Dagster asset wrapping the script:

@asset(
    deps=["build_daily_sales_models"],
    description="Create Tableau Hyper extract for daily sales summary",
    group_name="export"
)
def daily_sales_tableau_export(context: AssetExecutionContext):
    script_path = project_root / 'bat_file_data_refresh' / 'python' / 'create_hyper_files' / 'duckdb_to_tableau_server.py'
 
    cmd = [
        sys.executable,
        str(script_path),
        '--tables', 'int_orders_summary_daily',
        '--name', 'daily_sales_summary'
    ]
 
    result = subprocess.run(cmd, capture_output=True, text=True, check=True)
    context.log.info(f"Hyper extract created: {result.stdout}")
    return {"status": "success", "table": "int_orders_summary_daily"}

Why this works:

  • The script handles all complexity (Hyper API, Tableau Server auth, file management)
  • Dagster assets just specify which tables and what name
  • Adding a new export means writing a simple asset with different flags
  • Dependencies declared via deps ensure data is fresh before export

This is simpler than a factory pattern—less abstraction, easier to understand, and the command-line interface makes testing trivial.

Scheduling

Jobs group assets for scheduled execution. Schedules define when jobs run.

JobScheduleWhat It Does
ingest_azure_qi_job3:15 PM dailySync orders + reference data from Azure
daily_sales_flow_job3:45 PM dailyFull pipeline: ingest → dbt → Tableau
uk_morning_refresh_with_backup7:15 AM dailyOrderline refresh + backup
ingest_scv_job4:00 PM (1st-3rd monthly)Single Customer View data

Example job definition:

daily_sales_flow_job = define_asset_job(
    name="daily_sales_flow",
    selection=AssetSelection.keys(
        "uk_orders_azure", "it_orders_azure", "de_orders_azure", "jp_orders_azure",
        "uk_new_names", "daily_sales_budget_exchange_ingest",
        "build_daily_sales_models", "tableau_executive_daily_sales"
    ),
    description="Complete end-to-end daily sales flow",
)

Example schedule:

ScheduleDefinition(
    job=daily_sales_flow_job,
    cron_schedule="45 15 * * *",  # 3:45 PM daily
    execution_timezone="Europe/London",
)

Operational Reality

Dev Deployment

The current setup runs as a dev deployment—Dagster’s development server running in a command prompt on a Windows desktop in the office.

This means:

  • No clustering or high availability
  • Server restarts required after Windows updates
  • Single point of failure (the desktop machine)

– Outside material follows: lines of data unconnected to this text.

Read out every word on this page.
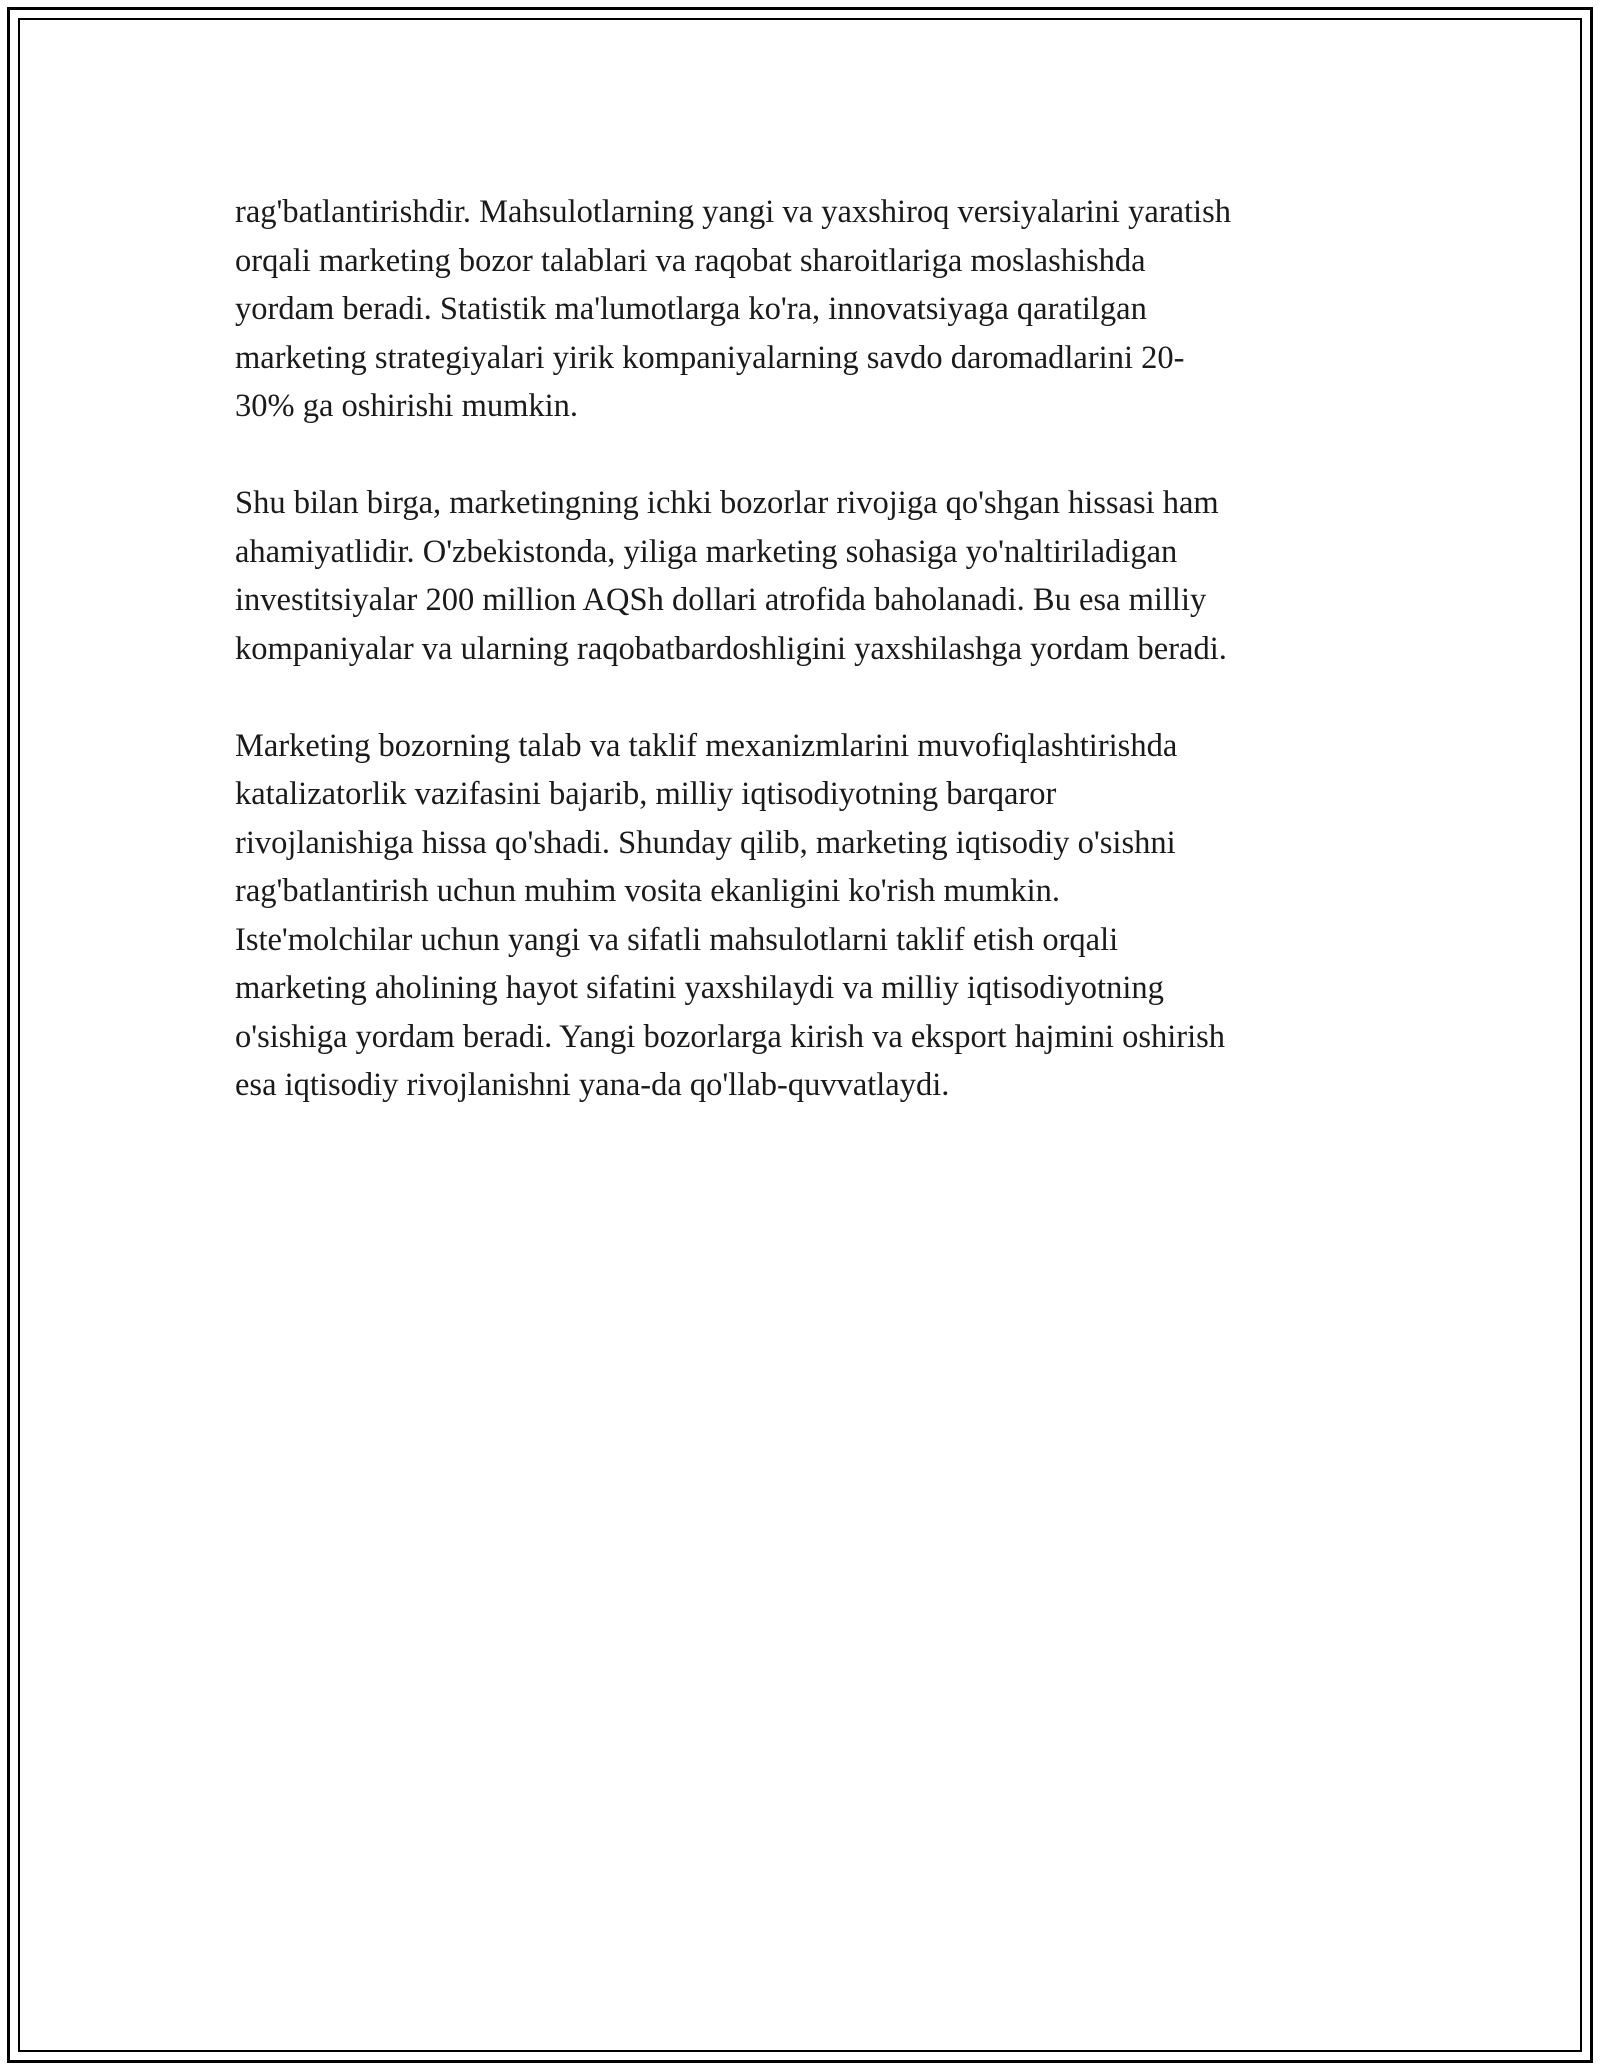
rag'batlantirishdir. Mahsulotlarning yangi va yaxshiroq versiyalarini yaratish
orqali marketing bozor talablari va raqobat sharoitlariga moslashishda
yordam beradi. Statistik ma'lumotlarga ko'ra, innovatsiyaga qaratilgan
marketing strategiyalari yirik kompaniyalarning savdo daromadlarini 20-
30% ga oshirishi mumkin.

Shu bilan birga, marketingning ichki bozorlar rivojiga qo'shgan hissasi ham
ahamiyatlidir. O'zbekistonda, yiligа marketing sohasiga yo'naltiriladigan
investitsiyalar 200 million AQSh dollari atrofida baholanadi. Bu esa milliy
kompaniyalar va ularning raqobatbardoshligini yaxshilashga yordam beradi.

Marketing bozorning talab va taklif mexanizmlarini muvofiqlashtirishda
katalizatorlik vazifasini bajarib, milliy iqtisodiyotning barqaror
rivojlanishiga hissa qo'shadi. Shunday qilib, marketing iqtisodiy o'sishni
rag'batlantirish uchun muhim vosita ekanligini ko'rish mumkin.
Iste'molchilar uchun yangi va sifatli mahsulotlarni taklif etish orqali
marketing aholining hayot sifatini yaxshilaydi va milliy iqtisodiyotning
o'sishiga yordam beradi. Yangi bozorlarga kirish va eksport hajmini oshirish
esa iqtisodiy rivojlanishni yana-da qo'llab-quvvatlaydi.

It’s not production-grade infrastructure. But it works. The machine runs 24/7, and when it goes down, we restart the orchestration server. The alternative—manual daily runs—is worse.

Concurrency Control

DuckDB is single-writer. Two concurrent writes cause lock errors. Dagster handles this with tag-based concurrency limits:

# dagster.yaml
run_coordinator:
  config:
    tag_concurrency_limits:
      - key: "dbt_duckdb"
        limit: 1

Assets tagged with op_tags={"dbt_duckdb": "true"} queue instead of running in parallel. See the concurrency challenge for background.

Retry Policies

Critical assets have retry policies with exponential backoff:

retry_policy=RetryPolicy(max_retries=5, delay=60, backoff=Backoff.EXPONENTIAL)
# Retries at: 60s, 120s, 240s, 480s, 960s

Transient failures (network blips, temporary locks) resolve themselves. Persistent failures surface in the UI for investigation.

What This Enables

With Dagster in place:

  • Data is fresh by 7:30 AM — Commercial team has what they need when they arrive
  • Failures are visible — The UI shows exactly what failed and why
  • Adding pipelines is trivial — Config-driven patterns mean new exports in minutes
  • Dependencies are explicit — No more “did you run the other script first?”
  • History is preserved — Every run logged, every output tracked

The mental overhead of “is the data ready?” is gone. That’s the real value.